It's been a couple of days since I seen Allen in person we talk on the phone all the time, I just haven't took the initiative to see him yet. I'm still thinking on the decision to be with him plus I'm swamped with work at the moment. Got a new project coming up and this time I will have to travel out of town again for two weeks.
I haven't even told Allen yet I'm leaving for work yet hope he doesn't think I'm avoiding him. which I'm not I just want to wait before I give him my answer deep down inside I want to be with him and be his woman or wife one day, have his kids but I just haven't said those words to him yet.
Man I never met such a straightforward person other than me laugh at myself I guess I met my match my soulmate the love of my life, what did I just say that I love him my heart has butterflies just by saying that omg I love this man damn it.
I can't get enough of his scent it lingers in my mind I still feel his lips upon my mind and his taste omg just me think about it get me real hot if he was here I would do all kind of unimaginable things to him.
My thought was cut short when someone knock at my office door clearing my throat I said come in door began to open to my surprise it was my coworker with flowers in his hand.

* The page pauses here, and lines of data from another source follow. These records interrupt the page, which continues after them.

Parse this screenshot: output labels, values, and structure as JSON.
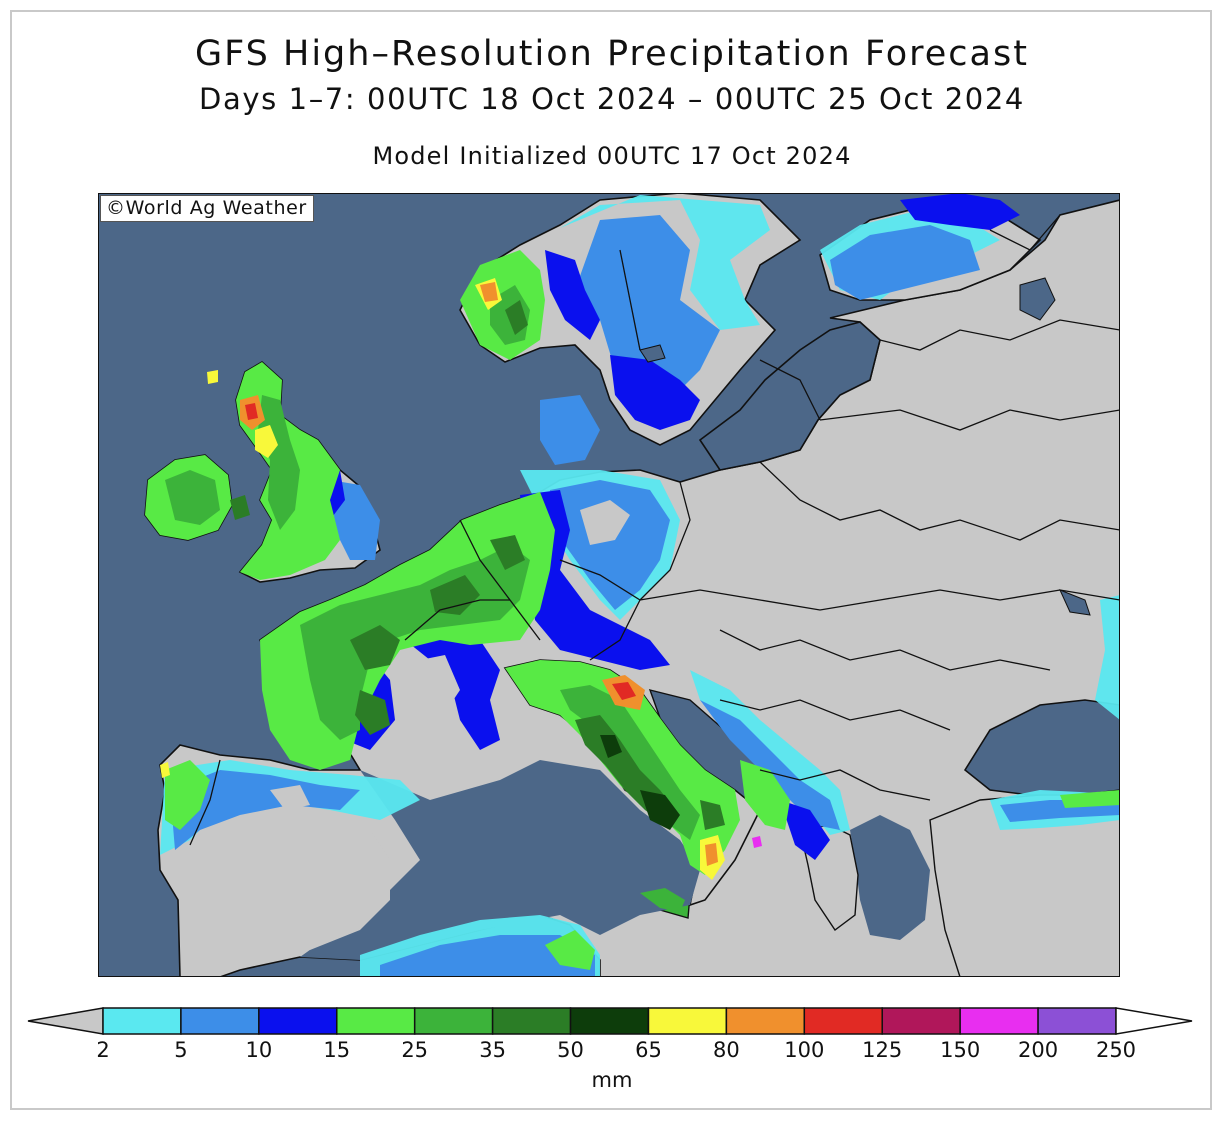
{
  "title": "GFS High–Resolution Precipitation Forecast",
  "subtitle": "Days 1–7: 00UTC 18 Oct 2024 – 00UTC 25 Oct 2024",
  "init_line": "Model Initialized 00UTC 17 Oct 2024",
  "credit": "©World Ag Weather",
  "legend": {
    "unit": "mm",
    "ticks": [
      "2",
      "5",
      "10",
      "15",
      "25",
      "35",
      "50",
      "65",
      "80",
      "100",
      "125",
      "150",
      "200",
      "250"
    ],
    "colors": [
      "#5ae8f0",
      "#3d8ee8",
      "#0a10ee",
      "#58ea45",
      "#3cb33a",
      "#2b7d26",
      "#0d3d0b",
      "#f8f83a",
      "#f0902d",
      "#e12a24",
      "#b0175a",
      "#e82ef0",
      "#8c50d6"
    ],
    "below_color": "#c8c8c8",
    "above_color": "#ffffff"
  },
  "map_colors": {
    "ocean": "#4c6788",
    "land_dry": "#c8c8c8",
    "border": "#111111"
  }
}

Mike why you got flowers in you hand oh these are for you, I thought you might like them, here take them he said as I took the roses from him.
Ok but I'm confused why you got me flowers ok here goes nothing look Maria I really like you for along time now, so when I hear you broke up with your boyfriend I decided to take my shot and I'm asking you out. So will you go out with me on a date tonight.
Oh man you are barking up the wrong tree I said to myself. umm Mike you cool an all but me and you not happening ok I don't see you like that just friends only. oh wow ok he said as his face fell well at least I try well if you need anything let me know I mean anything let me know. knowing what he meant by that I just replied by saying I'm good he then turn and left.
All I can do was say to myself what the heck was that. Do I have a sign on my head saying I'm looking for a man laughing out loud.